The good understanding between D. José and D. Manuel culminates with the construction of the oil deposits of the Port of Pasajes, as well as several works in the Dock of Our Lady of the Rosary in Cadiz. For this reason, on March 11, 1931, they founded the construction company Entrecanales y Távora, S.A., which they jointly directed until the death of Manuel Távora in December 1940. The company created by José Entrecanales was established as an executing company of works and projects, offering its clients an extensive service based on new technologies and quality.

In this sense, he always instilled in his students, and extended to his company, the devotion to “technical excellence”. He considered that the primary secret of competitiveness lies in this excellence, since, if it were to be achieved, almost everything else was given in addition. Entrecanales also promulgated and carried out in his company the continuous training of technicians, to such an extent that the engineers themselves, young heads of work, continually received notes and extracts from magazines and technical books, sent directly by the manager himself with reference to clarifications on the works they were doing at that time.

Entrecanales and Távora S.A., in 2006, that is to say 75 years after its foundation and after the merger in 1997 with Cubiertas and MZOV, continues its expansion under the name of ACCIONA.

Professional Activity

After his time as a student, José Entrecanales began his professional career as an official in his native Bilbao, joining the Board of Works of the Port of Bilbao, where he carried out the construction of the breakwater and the access of the railroad from Portugalete to Santurce.

However, the career of Entrecanales in the public sector was brief.
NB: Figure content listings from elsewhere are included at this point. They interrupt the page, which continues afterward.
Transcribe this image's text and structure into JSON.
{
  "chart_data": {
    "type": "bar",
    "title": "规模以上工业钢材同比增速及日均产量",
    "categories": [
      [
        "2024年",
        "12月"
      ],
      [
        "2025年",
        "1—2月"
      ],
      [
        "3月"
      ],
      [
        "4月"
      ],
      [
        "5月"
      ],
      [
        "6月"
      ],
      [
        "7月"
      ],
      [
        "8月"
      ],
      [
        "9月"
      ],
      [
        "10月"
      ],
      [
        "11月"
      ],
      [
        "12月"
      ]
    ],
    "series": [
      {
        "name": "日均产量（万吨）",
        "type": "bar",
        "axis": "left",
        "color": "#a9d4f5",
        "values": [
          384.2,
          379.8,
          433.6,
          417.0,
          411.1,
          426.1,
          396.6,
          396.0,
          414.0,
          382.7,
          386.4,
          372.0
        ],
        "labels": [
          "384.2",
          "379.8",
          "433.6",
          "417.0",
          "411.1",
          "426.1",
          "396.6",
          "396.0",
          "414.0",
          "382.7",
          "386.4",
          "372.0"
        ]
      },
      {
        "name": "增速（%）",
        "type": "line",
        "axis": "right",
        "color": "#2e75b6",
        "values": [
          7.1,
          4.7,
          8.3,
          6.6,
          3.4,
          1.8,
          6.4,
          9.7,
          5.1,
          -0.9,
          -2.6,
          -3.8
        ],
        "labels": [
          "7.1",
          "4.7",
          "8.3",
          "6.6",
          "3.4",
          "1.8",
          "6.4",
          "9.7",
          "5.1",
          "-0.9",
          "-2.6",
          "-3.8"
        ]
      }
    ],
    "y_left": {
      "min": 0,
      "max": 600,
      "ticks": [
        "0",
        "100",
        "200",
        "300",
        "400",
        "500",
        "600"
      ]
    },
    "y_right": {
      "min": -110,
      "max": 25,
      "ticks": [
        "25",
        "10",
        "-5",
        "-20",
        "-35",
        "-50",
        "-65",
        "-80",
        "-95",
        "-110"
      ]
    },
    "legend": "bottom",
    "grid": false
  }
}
In 1926, he moved to the private sector with José Eugenio Ribera, who appointed him Head of the Technical Office of the company Hydraulic and Civil Constructions (Hidrocivil), where he coincides with the engineer Eduardo Torroja Miret.

José Eugenio Ribera, introducer of reinforced concrete in Spain, had a special relevance in the entrepreneurial scene of the first third of the century, demonstrating that work in private enterprise could be as valuable and honest as in Public Administration, and laying the foundations for the future development of large construction companies in our country. Master and godfather of Entrecanales, his teachings obviously influenced the mentality and the formation of his disciple, and would mark his way of understanding business activity throughout his life.

However, José Entrecanales did not stop developing activities for the Administration. In 1929 he was appointed member of the Joint Commission of Marine and Public Works for the Study of the Projects of Situation of the New Fishing Ports in Spain, and in 1937, the Bilbao City Council appointed him Engineer Director of the Municipal Office of Reconstruction of the Bridges of the capital of Biscay (destroyed in the Civil War), position that occupied during two years.

He also published numerous technical articles and reports as an active member of the Permanent Association of Navigation Congresses, a position he held until his passing.